# 1st Cichlid tank - 180 Litre tank



## tonytiger7 (Nov 4, 2013)

Hi, Im new on here, and new to Cichlids. I have kept tropical fish in the past, but never had cichlids. 
I am using the same tank that I used to keep my tropical in, which is a 180 litre, 100cm x 40cm x 45cm. 
I have visited my LFS which is a Maidenhead Aquatics, and was advised to use sand, and slate, so I bought a bag of slate, and a tube of aquarium safe silicone, and put the slate together to form a bunch of caves and crevices. I filled the tank with water 2 days ago, and it is running with a fluval 4 plus filter and is at 26 degrees, but it seems to have developed a cloudy look in the water. On day one, the water was full of bubbles, but today, the bubbles have gone, and it is just slightly murky.
I keep reading articles on how to cycle my tank, but to be honest, I am getting a little confused what I need to do.
When I was in the LFS, they advised that I should fill the tank with water, use the filter with the foam pads, and a polyester pad in the middle, add in API stress coat, and quick start, then take a sample of water to them in a week.
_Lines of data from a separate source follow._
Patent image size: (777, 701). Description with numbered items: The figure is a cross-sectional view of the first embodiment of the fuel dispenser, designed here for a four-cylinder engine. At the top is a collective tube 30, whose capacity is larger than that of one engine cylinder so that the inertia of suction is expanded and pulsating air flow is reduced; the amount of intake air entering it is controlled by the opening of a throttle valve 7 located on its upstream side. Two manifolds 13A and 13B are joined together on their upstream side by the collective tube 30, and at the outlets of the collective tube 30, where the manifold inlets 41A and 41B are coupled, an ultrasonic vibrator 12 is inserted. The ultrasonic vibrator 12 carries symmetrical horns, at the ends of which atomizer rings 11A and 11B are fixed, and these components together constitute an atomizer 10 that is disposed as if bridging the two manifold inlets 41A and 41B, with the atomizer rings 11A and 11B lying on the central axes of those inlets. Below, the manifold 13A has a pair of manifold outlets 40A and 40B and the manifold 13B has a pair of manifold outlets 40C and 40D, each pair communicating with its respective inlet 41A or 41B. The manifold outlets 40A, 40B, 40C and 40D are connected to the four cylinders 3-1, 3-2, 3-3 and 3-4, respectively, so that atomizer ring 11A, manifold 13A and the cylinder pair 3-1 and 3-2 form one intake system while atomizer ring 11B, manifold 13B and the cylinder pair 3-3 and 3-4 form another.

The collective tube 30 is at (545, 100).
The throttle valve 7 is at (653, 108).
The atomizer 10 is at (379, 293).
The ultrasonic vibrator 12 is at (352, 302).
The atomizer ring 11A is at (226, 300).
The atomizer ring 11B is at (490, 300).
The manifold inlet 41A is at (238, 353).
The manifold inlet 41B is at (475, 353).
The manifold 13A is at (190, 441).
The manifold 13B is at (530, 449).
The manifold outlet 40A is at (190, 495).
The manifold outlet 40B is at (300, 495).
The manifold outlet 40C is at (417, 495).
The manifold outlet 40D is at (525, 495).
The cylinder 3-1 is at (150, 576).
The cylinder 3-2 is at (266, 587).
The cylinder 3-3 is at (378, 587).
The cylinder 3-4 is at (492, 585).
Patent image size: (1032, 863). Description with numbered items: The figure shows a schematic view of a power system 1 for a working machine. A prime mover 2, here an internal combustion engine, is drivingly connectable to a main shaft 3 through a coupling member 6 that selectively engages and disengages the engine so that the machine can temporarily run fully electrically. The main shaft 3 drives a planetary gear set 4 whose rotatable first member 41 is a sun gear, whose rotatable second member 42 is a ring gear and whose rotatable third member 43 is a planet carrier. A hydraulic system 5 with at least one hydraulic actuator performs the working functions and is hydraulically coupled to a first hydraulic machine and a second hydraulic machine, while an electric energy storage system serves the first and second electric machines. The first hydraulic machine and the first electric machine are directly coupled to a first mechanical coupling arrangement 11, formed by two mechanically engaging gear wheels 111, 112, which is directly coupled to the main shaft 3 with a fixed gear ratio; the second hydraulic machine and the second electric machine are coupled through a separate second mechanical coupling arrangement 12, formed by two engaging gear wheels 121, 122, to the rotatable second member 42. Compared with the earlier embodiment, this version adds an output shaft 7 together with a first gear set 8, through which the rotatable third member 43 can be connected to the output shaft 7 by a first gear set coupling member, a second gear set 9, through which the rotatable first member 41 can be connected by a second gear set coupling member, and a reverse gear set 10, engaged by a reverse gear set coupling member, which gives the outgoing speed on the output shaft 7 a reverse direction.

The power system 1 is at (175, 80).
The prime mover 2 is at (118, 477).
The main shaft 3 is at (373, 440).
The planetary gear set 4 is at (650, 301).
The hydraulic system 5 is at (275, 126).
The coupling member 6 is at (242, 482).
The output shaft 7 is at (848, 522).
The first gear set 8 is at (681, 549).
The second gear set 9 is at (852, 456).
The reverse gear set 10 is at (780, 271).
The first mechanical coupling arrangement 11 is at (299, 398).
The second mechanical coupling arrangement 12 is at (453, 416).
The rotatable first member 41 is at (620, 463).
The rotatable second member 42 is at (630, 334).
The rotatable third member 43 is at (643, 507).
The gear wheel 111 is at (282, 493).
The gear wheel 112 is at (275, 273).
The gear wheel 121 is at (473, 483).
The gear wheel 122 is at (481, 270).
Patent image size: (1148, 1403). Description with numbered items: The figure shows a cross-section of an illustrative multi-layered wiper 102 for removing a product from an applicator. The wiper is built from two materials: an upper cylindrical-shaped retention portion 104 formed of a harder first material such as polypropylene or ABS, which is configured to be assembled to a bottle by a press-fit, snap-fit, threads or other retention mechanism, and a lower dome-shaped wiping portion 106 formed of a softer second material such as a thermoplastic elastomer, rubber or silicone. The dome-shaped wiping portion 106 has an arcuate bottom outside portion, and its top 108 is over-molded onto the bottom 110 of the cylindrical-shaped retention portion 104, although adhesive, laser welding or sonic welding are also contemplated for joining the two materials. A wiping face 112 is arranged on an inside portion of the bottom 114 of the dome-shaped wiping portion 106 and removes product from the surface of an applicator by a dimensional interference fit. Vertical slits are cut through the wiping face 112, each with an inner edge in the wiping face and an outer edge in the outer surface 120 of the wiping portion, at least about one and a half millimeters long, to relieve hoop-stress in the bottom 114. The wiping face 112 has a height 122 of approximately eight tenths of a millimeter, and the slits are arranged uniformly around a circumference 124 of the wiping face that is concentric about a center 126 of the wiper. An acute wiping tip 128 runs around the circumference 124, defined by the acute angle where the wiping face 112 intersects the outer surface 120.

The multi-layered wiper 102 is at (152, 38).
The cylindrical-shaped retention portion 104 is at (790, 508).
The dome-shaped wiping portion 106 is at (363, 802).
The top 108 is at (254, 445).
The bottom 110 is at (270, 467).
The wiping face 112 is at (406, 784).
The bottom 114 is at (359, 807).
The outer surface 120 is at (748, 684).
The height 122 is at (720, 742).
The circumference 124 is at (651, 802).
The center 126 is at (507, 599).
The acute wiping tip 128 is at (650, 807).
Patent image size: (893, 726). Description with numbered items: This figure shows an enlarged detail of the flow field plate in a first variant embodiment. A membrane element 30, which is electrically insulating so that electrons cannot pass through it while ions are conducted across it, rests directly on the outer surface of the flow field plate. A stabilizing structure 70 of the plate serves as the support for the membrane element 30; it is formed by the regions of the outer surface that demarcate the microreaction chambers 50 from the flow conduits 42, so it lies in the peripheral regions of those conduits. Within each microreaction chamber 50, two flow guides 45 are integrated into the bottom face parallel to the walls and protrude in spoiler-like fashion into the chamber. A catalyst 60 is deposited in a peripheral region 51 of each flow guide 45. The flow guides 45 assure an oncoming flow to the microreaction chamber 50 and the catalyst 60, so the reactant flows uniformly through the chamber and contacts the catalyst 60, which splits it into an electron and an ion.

I have done everything exactly as advised and measured out the API liquids properly. 
When I had the tropical tank before, it was setup by someone else so I don't have the experience of setup so Id just like some reassurance and help if possible
Also, I was advised that Mbuna would be best suited for my tank, and for a beginner. I'm looking for really colourful fish, and like the yellows, and blues, which seem to be fairly common in shops, what others are readily available and suitable?
Thanks very much


----------



## clhinds78 (Jul 27, 2012)

Hello,

Welcome to c-f and to the cichlids!

Sounds like you are off to a good start there. The safe coat and quick start will help condition your water for fish. I'm guessing that the quick start is some sort of bacteria solution or one that grows bacteria in your tank. Get yourself an API master test kit, it will save you the hassle of continually having to take your water into the LFS for test. Check out this article on fishless cycling. It's very informative and fairly straight forward:

http://www.cichlid-forum.com/articles/f ... _cycle.php

Honestly, your tank is a little small for all but the dwarf mbuna. Check out ps. saulosi as they have the yellows and blues you want and max out at around 4". A group with 2 males and 8-10 females would work well in this tank. They are cool fish and would be a great tank!


----------



## tonytiger7 (Nov 4, 2013)

Thanks very much for your reply, I've had a look at the link about cycling, and been doing loads of researching on the internet. I've come across a really nice looking species called hongi. (Red or orangey), would these be suitable to go with the blue and yellow salousi ones?
I'm going to buy the master test kit tomorrow so will be able to keep track of the ammonia, nitrite and nitrate levels, but I've also read that a lot of people buy household ammonia to add in to help cycle the tank. Is this necessary or advisable at all?


----------



## ozman (Sep 7, 2012)

tonytiger7 said:


> Thanks very much for your reply, I've had a look at the link about cycling, and been doing loads of researching on the internet. I've come across a really nice looking species called hongi. (Red or orangey), would these be suitable to go with the blue and yellow salousi ones?
> I'm going to buy the master test kit tomorrow so will be able to keep track of the ammonia, nitrite and nitrate levels, but I've also read that a lot of people buy household ammonia to add in to help cycle the tank. Is this necessary or advisable at all?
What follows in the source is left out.